The most important transposition into another medium is writing, which insures a greater stability and an accessibility to addressees distant in space and/or time. (Jakobson 1970d: 706)
This should have profound implications when the speech function is studied in written messages.
Jakobson, Roman 1971d. Retrospect. In: Rudy, Stephen (ed.), Selected Writings II: Word and Language. Second edition. The Hague; Paris: Mouton, 711-724.

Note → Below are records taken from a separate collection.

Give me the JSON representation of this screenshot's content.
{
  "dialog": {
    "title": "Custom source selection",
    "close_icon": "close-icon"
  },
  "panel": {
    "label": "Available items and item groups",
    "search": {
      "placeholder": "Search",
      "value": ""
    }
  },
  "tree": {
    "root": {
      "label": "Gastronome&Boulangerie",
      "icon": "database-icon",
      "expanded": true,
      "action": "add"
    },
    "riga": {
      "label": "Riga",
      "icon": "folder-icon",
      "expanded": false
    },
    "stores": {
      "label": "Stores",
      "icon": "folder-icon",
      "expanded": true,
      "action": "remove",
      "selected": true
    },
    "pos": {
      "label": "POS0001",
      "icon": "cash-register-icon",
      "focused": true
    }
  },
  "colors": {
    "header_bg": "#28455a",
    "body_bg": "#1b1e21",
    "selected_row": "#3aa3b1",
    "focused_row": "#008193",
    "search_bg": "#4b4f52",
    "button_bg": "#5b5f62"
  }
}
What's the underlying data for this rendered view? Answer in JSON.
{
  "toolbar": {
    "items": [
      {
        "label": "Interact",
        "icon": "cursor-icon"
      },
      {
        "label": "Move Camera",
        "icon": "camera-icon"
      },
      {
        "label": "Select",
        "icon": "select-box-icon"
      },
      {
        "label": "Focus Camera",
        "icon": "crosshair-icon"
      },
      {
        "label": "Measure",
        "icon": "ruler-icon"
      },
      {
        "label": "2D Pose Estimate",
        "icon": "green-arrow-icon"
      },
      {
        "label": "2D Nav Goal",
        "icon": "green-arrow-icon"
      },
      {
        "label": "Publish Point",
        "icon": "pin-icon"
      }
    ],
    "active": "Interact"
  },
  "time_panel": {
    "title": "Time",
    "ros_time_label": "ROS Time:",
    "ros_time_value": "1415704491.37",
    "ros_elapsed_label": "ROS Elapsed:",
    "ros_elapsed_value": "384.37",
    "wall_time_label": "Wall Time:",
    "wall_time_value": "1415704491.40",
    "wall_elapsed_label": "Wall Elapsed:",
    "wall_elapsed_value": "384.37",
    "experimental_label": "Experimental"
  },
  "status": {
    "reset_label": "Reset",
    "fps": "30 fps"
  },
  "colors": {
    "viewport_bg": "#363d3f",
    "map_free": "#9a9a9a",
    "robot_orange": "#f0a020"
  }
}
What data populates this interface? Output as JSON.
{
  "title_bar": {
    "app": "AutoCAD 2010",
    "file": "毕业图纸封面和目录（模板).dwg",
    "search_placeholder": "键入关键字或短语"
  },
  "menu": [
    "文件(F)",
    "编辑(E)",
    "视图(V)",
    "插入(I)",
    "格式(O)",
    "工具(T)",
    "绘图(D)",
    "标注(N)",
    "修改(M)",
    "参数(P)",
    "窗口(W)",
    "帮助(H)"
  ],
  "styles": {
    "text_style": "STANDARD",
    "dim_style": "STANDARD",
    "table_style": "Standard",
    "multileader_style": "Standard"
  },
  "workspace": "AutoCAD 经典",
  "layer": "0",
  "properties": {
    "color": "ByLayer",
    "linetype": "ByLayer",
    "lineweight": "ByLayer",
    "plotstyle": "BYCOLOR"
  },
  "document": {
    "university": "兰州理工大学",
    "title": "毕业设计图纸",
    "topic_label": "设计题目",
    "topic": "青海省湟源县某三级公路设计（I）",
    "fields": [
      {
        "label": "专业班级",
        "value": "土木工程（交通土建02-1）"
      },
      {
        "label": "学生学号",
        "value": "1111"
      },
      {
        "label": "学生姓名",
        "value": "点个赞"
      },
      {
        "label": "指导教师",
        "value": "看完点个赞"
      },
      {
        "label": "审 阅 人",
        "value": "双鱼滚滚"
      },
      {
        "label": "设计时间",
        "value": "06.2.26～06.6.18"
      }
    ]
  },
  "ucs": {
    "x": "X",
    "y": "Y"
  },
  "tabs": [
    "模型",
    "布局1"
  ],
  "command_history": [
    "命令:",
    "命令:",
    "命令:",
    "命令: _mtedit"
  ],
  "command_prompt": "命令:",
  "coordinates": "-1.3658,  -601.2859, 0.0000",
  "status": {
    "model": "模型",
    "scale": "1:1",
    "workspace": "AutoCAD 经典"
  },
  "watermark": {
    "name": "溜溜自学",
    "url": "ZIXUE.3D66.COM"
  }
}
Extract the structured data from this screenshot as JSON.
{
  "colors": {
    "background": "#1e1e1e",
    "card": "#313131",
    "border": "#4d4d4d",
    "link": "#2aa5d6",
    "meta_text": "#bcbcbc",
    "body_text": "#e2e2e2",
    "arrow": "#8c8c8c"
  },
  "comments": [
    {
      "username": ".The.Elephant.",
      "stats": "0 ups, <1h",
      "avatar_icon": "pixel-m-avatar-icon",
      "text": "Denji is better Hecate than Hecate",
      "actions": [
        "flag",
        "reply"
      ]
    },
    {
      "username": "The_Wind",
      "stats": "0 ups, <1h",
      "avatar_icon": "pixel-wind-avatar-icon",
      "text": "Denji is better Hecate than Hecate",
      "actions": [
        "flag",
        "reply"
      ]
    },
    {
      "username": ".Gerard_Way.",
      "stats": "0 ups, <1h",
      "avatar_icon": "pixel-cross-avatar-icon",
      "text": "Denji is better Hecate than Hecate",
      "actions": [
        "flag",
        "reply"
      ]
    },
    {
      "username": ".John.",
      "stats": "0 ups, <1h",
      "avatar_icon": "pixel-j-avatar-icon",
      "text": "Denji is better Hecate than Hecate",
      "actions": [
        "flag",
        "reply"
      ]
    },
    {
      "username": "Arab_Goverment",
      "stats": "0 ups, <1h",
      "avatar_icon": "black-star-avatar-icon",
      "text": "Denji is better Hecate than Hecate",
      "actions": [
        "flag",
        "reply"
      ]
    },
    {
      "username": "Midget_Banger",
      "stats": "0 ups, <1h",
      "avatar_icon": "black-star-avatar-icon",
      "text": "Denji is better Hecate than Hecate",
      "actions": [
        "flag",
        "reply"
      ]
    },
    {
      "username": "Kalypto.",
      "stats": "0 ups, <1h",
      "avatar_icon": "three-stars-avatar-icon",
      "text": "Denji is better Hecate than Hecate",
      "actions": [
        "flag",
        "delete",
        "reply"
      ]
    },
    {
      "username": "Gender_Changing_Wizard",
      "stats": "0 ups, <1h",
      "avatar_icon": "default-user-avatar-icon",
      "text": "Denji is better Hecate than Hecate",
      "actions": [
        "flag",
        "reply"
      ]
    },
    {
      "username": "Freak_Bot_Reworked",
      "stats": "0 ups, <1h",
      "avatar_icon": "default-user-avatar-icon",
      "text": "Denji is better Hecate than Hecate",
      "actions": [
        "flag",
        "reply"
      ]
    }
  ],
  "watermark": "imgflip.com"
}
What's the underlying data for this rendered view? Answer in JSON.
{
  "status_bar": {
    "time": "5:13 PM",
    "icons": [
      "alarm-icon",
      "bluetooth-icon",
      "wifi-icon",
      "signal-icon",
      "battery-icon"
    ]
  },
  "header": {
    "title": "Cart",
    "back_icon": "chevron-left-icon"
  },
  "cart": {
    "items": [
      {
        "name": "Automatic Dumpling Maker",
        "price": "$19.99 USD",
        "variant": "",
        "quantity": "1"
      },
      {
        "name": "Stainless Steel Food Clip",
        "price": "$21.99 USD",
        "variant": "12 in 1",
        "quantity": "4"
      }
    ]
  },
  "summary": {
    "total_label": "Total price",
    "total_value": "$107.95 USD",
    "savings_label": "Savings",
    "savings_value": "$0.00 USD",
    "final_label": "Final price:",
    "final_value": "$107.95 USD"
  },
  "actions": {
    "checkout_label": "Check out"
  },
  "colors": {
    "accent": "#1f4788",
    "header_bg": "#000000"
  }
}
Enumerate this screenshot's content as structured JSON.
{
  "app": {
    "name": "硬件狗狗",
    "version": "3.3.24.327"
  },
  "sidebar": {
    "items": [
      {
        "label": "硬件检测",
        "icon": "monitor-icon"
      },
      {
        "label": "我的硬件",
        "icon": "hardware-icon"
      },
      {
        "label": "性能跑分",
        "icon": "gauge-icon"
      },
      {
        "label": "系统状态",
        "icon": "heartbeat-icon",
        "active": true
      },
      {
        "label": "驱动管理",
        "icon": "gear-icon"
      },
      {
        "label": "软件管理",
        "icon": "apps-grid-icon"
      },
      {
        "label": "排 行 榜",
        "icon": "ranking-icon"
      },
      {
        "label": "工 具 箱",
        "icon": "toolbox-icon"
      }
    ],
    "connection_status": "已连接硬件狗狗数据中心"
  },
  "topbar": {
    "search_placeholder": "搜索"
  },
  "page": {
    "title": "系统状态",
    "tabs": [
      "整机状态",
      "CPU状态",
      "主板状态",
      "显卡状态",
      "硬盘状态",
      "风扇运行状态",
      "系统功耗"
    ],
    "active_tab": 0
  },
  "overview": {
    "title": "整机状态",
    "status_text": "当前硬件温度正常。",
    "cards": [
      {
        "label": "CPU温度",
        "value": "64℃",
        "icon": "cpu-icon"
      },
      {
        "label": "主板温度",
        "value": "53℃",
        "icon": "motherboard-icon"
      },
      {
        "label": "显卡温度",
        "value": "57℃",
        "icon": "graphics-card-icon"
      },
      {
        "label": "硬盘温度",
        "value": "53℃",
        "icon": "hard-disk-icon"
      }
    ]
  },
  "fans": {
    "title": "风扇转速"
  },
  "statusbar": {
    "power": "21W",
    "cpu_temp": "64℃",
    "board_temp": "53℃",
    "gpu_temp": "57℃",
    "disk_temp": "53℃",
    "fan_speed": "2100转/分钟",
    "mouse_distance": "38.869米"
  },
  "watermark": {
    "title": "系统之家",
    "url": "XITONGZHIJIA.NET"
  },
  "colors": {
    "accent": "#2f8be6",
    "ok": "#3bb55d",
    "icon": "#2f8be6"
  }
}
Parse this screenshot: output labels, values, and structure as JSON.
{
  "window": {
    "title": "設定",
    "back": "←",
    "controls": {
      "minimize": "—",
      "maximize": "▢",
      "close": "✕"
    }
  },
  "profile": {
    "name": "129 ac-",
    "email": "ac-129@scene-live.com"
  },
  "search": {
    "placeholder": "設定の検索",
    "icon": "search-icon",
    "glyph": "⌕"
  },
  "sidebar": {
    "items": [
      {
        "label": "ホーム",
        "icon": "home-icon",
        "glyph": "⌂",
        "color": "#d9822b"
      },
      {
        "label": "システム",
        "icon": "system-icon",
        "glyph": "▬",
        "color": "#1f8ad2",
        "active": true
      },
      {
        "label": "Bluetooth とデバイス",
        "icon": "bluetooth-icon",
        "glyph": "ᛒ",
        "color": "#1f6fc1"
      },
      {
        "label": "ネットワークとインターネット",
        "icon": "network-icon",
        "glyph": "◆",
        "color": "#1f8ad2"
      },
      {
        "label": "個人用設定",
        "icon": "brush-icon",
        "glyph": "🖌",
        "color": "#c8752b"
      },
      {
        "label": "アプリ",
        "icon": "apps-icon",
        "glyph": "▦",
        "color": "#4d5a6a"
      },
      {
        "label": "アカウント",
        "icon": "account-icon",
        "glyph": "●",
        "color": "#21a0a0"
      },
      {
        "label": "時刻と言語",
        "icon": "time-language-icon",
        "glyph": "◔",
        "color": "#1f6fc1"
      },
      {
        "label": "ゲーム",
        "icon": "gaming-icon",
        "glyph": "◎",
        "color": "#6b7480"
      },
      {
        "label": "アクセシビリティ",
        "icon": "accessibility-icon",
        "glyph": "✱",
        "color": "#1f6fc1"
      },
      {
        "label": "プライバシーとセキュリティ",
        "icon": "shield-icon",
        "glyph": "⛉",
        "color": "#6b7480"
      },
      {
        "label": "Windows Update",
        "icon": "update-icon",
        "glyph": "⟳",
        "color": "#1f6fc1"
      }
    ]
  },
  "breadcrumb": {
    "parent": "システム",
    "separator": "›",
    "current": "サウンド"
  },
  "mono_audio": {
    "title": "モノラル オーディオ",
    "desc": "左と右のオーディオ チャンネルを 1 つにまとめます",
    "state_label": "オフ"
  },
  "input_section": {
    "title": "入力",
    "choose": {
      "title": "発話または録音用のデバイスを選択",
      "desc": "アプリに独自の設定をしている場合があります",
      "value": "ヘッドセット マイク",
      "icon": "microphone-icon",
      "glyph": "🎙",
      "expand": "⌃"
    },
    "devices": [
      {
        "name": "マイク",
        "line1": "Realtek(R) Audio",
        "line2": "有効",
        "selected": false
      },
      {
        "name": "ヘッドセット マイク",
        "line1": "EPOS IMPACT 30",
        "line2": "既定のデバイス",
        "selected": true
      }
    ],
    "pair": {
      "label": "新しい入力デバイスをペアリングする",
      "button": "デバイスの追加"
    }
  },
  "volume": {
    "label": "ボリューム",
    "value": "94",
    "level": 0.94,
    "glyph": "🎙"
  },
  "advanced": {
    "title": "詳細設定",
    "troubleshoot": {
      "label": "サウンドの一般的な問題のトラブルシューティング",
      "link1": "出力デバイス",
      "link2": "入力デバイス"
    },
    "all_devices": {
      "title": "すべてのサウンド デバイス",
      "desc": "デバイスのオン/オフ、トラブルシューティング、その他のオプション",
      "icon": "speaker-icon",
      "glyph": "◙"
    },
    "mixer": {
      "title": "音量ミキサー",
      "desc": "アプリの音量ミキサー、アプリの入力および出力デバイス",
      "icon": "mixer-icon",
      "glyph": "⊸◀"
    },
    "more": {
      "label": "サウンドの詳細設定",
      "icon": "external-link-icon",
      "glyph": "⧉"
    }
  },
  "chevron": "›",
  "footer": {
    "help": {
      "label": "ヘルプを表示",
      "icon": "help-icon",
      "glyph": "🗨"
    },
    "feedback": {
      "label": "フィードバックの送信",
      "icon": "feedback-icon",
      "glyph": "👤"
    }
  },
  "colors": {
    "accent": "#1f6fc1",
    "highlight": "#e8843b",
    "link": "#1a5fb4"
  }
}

It was, one may say, the most prescient forerunner of modern linguistics among scholars of the late nineteenth century, Mikołaj Kruszewski, who in 1882 wrote to Jan Baudouin de Courtenay that in addition to the extant science of language it is necessary to establish and develop "a new one, more general" and definable as "a certain kind of phenomenology of language". According to the proponent, "the permanent foundations of such a science are to be found in language itself". The young linguist must have detected the concept of phenomenology in Eduard von Hartmann's Phänemenologie des Unbewussten (1875), which H. Spiegelberg's History of The Phenomenological Movement (1965) views as "an isolated landmark on the way from Hegel to Husserl". Kruszewski's earlier statements disclose that it was the "unconscious character" of linguistic processes which evoked his "magnetic attraction" to the logic of language and to the problem of general linguistic laws. (Jakobson 1971d: 714)
If one can dream of one day reading Marty, one can also dream of reading this.
Finally, our links with the so-called Prague school of psychology and with its initiator, C. von Ehrenfels, the first propounder of the focal concept and label Gestalt, certainly left their imprint on the upgrowth of the Prague Linguistic Circle. (Jakobson 1971d: 716)
The uniformity of the code, "sensibly the same" for all the members of a speech community, posited by the Cours and still recalled from time to time, is but a delusive fiction; as a rule, everyone belongs simultaneously to several speech communities of different radius and capacity; any overall code is multiform and comprises a hierarchy of diverse subcodes freely chosen by the speaker with regard to the variable functions of the message, to its addressee, and to the relation between the interlocutor. In particular, the subcodes offer a scale of transforms ranging from explicitness to the gradual degrees of phonological, grammatical, and narrational ellipsis. When one-sided concentration on the cognitive, referential function of language gave way to an examination of its other, likewise primordial, underivable functions, the problems of the code-message relationship showed much greater subtlety and multivalence. (Jakobson 1971d: 719)
And yet another iteration of permanent dynamic synchrony.
Hence, no changes can be understood or interpreted without refernece to the system which undergoes them and to their function within this system; and, vice versa, no language can be fully and adequately described without an account of its changes in progress. Saussure's "absolute prohibition to study simultaneously relations in time and relations within the system" is losing its validity. Changes appear to pertain to a dynamic synchrony. [↩] The diachronic linguistics of today examines the succession of dynamic synchronies, confronts them, and, in this way, delineates the evolution of a language in a wider historical perspective, with due attention not only to the mutability of the linguistic system but also to its immutable, static elements. The concentration upon the system and the application to diachrony of the same analytic principle as those employed in synchrony has enabled the diachronic research of our time to achieve impressive results in the field of internal reconstruction; and, on the other hand, when focusing upon the historical stratification of linguistic systems, explorers observe new, significant affinities between this stratification and the synchronic patterning of language. (Jakobson 1971d: 721)
I think I finally figured out what I can use PDS for - a metatheoretical system of phaticity.